18 Audition DGCS par la commission des affaires sociales du Sénat lors de l’examen du PLF 2012

[219] Par ailleurs, les déboutés du droit d’asile ou en situation irrégulière, dépourvus de statut juridique mais non de droits (scolarisation des enfants, aide sociale à l’enfance, aide médicale...) sont également hébergés dans le dispositif de droit commun. La DREES19 estime que 73 % des déboutés du droit d’asile deviennent sans-abri ou sont orientés vers l’hébergement d’urgence. Sans que cela puisse être mesuré précisément, certaines DDCS comme celle de Lyon estiment que près de 50 % des places d’hébergement d’urgence sont occupées actuellement par des déboutés du droit d’asile et des sans papiers. L’audit de modernisation conduit en 2006 par l’IGAS20 estimait lui à 7 000 le nombre de familles déboutées ou sans papier et accueillies dans le dispositif d’hébergement d’urgence. L’accueil de ces publics explique en grande partie le recours aux nuitées d’hôtel, jugé excessif tant par cet audit que par la Cour des comptes, ainsi que le nombre croissant d’absence de solution à une demande d’hébergement au 115, faute de place.

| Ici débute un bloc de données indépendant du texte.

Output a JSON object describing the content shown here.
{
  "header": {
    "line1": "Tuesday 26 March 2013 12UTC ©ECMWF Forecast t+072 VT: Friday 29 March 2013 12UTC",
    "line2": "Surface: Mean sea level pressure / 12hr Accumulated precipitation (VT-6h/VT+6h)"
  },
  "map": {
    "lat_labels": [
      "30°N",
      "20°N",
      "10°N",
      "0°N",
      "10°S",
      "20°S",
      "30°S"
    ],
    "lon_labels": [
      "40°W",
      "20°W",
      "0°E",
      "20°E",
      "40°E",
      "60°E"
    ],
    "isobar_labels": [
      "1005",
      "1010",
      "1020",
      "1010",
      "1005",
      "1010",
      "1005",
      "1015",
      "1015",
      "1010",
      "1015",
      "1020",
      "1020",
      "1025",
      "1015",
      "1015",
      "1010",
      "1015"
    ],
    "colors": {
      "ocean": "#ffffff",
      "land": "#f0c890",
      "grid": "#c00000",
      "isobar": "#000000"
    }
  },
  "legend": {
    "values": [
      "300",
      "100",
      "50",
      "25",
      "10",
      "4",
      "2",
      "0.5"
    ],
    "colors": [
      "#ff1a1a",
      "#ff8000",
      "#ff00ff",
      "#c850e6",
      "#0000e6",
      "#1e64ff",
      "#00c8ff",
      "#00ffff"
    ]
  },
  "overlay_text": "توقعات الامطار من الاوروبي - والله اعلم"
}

[220] La réduction du nombre de places d’urgence posera automatiquement des difficultés de régulation de ces publics. En effet d’une part, en application des principes d’inconditionnalité et de continuité ils doivent être hébergés mais d’autre part, ils ne peuvent être hébergés dans d’autres structures que l’urgence, faute de pouvoir juridiquement accéder au logement.

[221] Une telle situation ne peut qu’engorger de façon progressive mais inéluctable le dispositif de droit commun d’urgence au détriment de l’amélioration de la fluidité.

[222] Sans se prononcer sur ce qui relève de la décision politique, la mission constate simplement l’effet produit sur l’hébergement par des décisions relevant d’autres politiques. Les DDCS et les SIAO sont aujourd’hui dépourvus de tout levier et subissent ces décisions. Ils demandent une prise de position des pouvoirs publics sur cette question, ou a minima les moyens de prendre en charge ces situations.

[223] Par ailleurs, il y a encore très peu de lien formalisé entre les SIAO et les plateformes d’accueil des demandeurs d’asile (PFA). Seuls 26 % des SIAO déclarent une coopération débutante avec ces plateformes (cf. § 2.2.2). La gestion se fait au cas par cas avec les travailleurs sociaux. La mission estime qu’il est urgent de remédier à cette question, notamment pour les demandeurs d’asile n’ayant pas de places en CADA et surtout pour les déboutés du droit d’asile.

[224] Enfin, le ministère de l’intérieur a diffusé en décembre 2011 un référentiel à destination des PFA précisant que, dans l’hypothèse d’un manque de place, elles ne devaient plus rechercher des solutions d’hébergement pour des publics qui relèvent pourtant de leur compétence et de leur budget mais devaient les renvoyer directement sur le SIAO. Cela apparaît très contestable à la mission, car ce référentiel officialise des pratiques qui certes existaient mais restaient encore marginales en raison de leur manque de base juridique. Ce type d’instructions incitant les PFA à orienter les demandeurs d’asile vers le SIAO pour la recherche d’un hébergement pourrait « ouvrir les vannes » et entraîner une charge indue intolérable pour les SIAO qui sont encore en montée en charge et déjà embolisés par le nombre croissant de demandes d’hébergement dans le dispositif de droit commun.

Recommandation n°36 : L’Etat, et plus particulièrement la DGCS et le service de l’asile, doivent prendre une position commune sur les modalités d’hébergement des demandeurs du droit d’asile, des déboutés et des sans papiers, clarifier les financements et donner des instructions nationales claires aux SIAO par le biais d’une circulaire commune.

19Etudes et résultats, L’hébergement social (hors urgence) : 70 000 personnes sans logement accueillies en établissements, DREES, n° 766, juin 2011.

20 La procédure de prévision et de gestion des crédits d’hébergement d’urgence, Gilles Sanson (IGA), Christine d’Autume (IGAS) et Maryse Fourcade (IGAS), avril 2006.